Toll-like receptor 4 can be activated by endogenous and exogenous factors after cerebral ischemia/reperfusion injury, triggering signal transduction pathways, activating and transcribing nuclear factor kappa B through the dependent or independent myeloid differentiation factor 88 pathways, and resulting in the expression of tumor necrosis factor-α, interleukin-1 and interleukin-6 that are associated with inflammatory responses (Yang et al., 2008; Arumugam et al., 2009; Backer et al., 2011). Studies addressing lipopolysaccharide-stimulated microglia confirmed that isoflavones inhibited the expression of inflammation-related cytokines by blocking nuclear translocation of nuclear factor kappa B. Isoflavones may also exert therapeutic effects in some neurodegenerative diseases and ischemic brain injury (Park et al., 2007; Singh et al., 2013; Jeong et al., 2014). The nuclear factor kappa B signaling pathway provides many possible targets for intervention during cerebral ischemia/reperfusion injury (Leeman et al., 2008). Inhibition of the inflammatory response in the early stage of ischemia/reperfusion injury is an attractive therapeutic strategy (Caso et al., 2007; Pradillo et al., 2009). The results of our study indicate that puerarin attenuates the transcription of nuclear factor kappa B through myeloid differentiation factor 88 dependent pathways, since the expression of both myeloid differentiation factor 88 and nuclear factor kappa B expression was reduced by puerin.

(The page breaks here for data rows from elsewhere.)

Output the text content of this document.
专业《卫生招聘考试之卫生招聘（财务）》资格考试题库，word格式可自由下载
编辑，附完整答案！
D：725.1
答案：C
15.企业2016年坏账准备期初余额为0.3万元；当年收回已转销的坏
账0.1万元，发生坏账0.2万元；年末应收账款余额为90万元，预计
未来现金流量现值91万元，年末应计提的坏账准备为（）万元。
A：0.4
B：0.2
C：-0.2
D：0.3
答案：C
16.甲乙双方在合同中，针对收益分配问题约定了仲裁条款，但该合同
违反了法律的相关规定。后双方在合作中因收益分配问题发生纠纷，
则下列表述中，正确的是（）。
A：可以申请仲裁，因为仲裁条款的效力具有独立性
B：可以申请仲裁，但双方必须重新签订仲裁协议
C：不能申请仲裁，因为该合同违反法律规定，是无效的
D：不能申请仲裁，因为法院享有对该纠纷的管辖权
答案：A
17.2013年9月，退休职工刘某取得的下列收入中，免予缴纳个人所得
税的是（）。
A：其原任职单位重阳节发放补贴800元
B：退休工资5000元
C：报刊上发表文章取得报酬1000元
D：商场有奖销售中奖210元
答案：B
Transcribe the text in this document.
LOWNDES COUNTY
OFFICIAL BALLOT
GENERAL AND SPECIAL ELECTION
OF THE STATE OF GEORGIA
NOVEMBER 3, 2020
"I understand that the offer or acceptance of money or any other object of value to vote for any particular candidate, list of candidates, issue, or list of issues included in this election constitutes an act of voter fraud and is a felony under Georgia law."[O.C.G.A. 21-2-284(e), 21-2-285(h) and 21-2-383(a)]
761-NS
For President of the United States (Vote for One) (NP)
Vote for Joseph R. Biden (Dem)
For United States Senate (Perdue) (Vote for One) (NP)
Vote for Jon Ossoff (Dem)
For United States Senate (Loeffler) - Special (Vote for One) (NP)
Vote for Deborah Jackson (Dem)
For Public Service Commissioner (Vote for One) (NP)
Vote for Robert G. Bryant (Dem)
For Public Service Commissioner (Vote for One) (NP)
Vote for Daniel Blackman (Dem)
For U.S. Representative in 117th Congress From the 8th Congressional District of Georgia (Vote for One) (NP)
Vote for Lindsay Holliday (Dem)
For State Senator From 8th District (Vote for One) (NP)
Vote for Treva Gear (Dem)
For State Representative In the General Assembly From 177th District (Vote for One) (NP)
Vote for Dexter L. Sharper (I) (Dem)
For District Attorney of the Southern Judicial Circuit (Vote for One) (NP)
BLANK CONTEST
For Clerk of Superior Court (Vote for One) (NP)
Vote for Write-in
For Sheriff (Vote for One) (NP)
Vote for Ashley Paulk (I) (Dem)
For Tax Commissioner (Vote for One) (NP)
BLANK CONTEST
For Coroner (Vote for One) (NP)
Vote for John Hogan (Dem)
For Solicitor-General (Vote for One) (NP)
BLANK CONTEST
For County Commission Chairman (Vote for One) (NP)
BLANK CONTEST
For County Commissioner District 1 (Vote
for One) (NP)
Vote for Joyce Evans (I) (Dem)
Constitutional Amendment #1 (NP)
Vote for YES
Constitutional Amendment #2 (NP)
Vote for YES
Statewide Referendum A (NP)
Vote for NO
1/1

In summary, our study provides new evidence for the mechanism of the protective effect of puerarin on focal cerebral ischemia/reperfusion injury. The effect was associated with a lower expression of Toll-like receptor 4, myeloid differentiation factor 88, nuclear factor kappa B and tumor necrosis factor-α in the acute phase of cerebral ischemia/reperfusion injury. An anti-inflammatory effect via inhibition of the Toll-like receptor 4-myeloid differentiation factor 88-nuclear factor kappa B pathway may underlie the neuroprotective effect of puerarin in cerebral ischemia/reperfusion injury.